Moore admits that Hope visited Darwin! Thus, this implies that the family lied. But, there could also be another conclusion – that Darwin invited Hope when he knew the family would not be at home, knowing their desire to maintain an atheistic stance! (See later note – none of the family lived at the house at that time)
Darwin’s daughter said that Hope was never at Darwin’s death... but so what? She never claimed to be there at his very last moments! The daughter’s vehemence is typical of those who do not actually lie, but twist facts to support their own point of view. It is a fact that the family did not hand over all of Darwin’s letters, but carefully vetoed them. As Moore himself said, “With her [Emma's] guidance, the world would know only the 'Darwin' the family chose to reveal" (p24). Something the family could not control was the fact that Darwin supported many Christian projects. Yet, it is not until 1881, just before his death, that we hear of his possible interest in salvation.
When a famed atheist or agnostic turns the tables and comes to faith, it destroys their fervency in any anti-God work they previously produced. I have no problem at all in accepting that the family therefore got rid of any evidence that Darwin showed the remotest interest in Christian things. Slick says, referring to an earlier article, that Darwin had two public faces – one for general atheists and another for local contacts.
Emma Darwin, while rejecting the visit by Hope, was herself sympathetic to the (ecumenical) Christian cause, and seems she was indeed present when Hope visited. Emma did not appear to have a genuine Christian faith, but a superficial one. This is confirmed by something written by the family denigrating genuine Christian evangelising. It is also clear that, as I have hinted, none of the family lived at Darwin’s home during the period Hope was visiting him. So, they could not have first-hand knowledge of what went on.
We have shown that it was not in the family’s interest for Darwin to suddenly become what his work opposed. It has been shown that the family only gave selected letters to a publisher. In 1881 Darwin was visited by Karl Marx’s son-in-law, Aveling, and Buchner, both avidly anti-God. Emma refused to acknowledge THEIR visit also. So, her accounts of who visited are questionable as full records – she refused to document those she did not like!

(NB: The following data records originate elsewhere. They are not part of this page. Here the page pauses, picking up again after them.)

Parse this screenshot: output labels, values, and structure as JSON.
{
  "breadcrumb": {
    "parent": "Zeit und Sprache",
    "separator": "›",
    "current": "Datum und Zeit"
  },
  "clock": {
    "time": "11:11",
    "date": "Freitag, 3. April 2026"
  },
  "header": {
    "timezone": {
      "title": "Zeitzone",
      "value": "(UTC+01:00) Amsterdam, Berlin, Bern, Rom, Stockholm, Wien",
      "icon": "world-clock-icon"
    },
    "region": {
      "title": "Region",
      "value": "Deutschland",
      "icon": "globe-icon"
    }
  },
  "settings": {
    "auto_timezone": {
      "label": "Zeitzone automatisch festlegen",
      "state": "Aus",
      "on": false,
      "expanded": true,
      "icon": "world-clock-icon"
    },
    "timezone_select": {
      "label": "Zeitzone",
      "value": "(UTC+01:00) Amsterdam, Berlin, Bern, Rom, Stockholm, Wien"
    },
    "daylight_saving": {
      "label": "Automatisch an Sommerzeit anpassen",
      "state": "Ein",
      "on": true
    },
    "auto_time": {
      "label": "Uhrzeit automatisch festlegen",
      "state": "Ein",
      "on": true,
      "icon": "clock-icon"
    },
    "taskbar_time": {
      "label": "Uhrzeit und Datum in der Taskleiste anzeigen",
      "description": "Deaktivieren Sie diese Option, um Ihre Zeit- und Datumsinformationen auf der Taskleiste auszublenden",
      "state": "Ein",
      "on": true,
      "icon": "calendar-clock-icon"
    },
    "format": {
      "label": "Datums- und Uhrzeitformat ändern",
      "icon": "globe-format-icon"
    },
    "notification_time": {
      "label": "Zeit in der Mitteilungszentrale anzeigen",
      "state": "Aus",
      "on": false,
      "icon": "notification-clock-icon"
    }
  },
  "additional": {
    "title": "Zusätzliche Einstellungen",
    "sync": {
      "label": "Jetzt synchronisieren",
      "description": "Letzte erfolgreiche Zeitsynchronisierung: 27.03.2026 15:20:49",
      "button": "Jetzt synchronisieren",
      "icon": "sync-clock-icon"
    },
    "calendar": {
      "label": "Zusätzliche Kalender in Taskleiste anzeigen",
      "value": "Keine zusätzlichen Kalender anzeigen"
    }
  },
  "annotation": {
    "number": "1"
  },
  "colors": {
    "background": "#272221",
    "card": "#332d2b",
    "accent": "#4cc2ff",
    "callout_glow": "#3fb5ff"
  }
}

I agree with Slick, that even if it were proved that Darwin WAS saved in his final days, it would not alter the strident godlessness of modern atheists. They would simply point to the supposed ‘evidence’ for evolution and say that though Darwin was vital to their cause, his supposed salvation was perhaps due to a fever or some physical problem that addled his brain at the last moment. This is what atheists do routinely!
Would such news cause many atheists to be saved? Possibly, they may become agitated, but salvation is of the Lord! If ANY atheists, or ANY persons are saved, it is because they are elect in eternity anyway and MUST be saved at some time in their lifetimes. Thus, Darwin makes not an iota of difference to this process, even if it would be a lovely detail if Darwin was saved.
Bear in mind, too, that whilst most evolutionists today are atheists, Darwin did not say he was an atheist, but an agnostic (which is one step away): “In 1879 atheist John Fordyce wrote Darwin asking whether evolution and God were compatible. Darwin replied that it was absurd to doubt whether anyone could ardently believe in God and be an evolutionist, and gave the examples of his friends, Asa Gray and Charles Kingsley. He then stressed he had never been an atheist and was best considered an agnostic.” (asa3.org).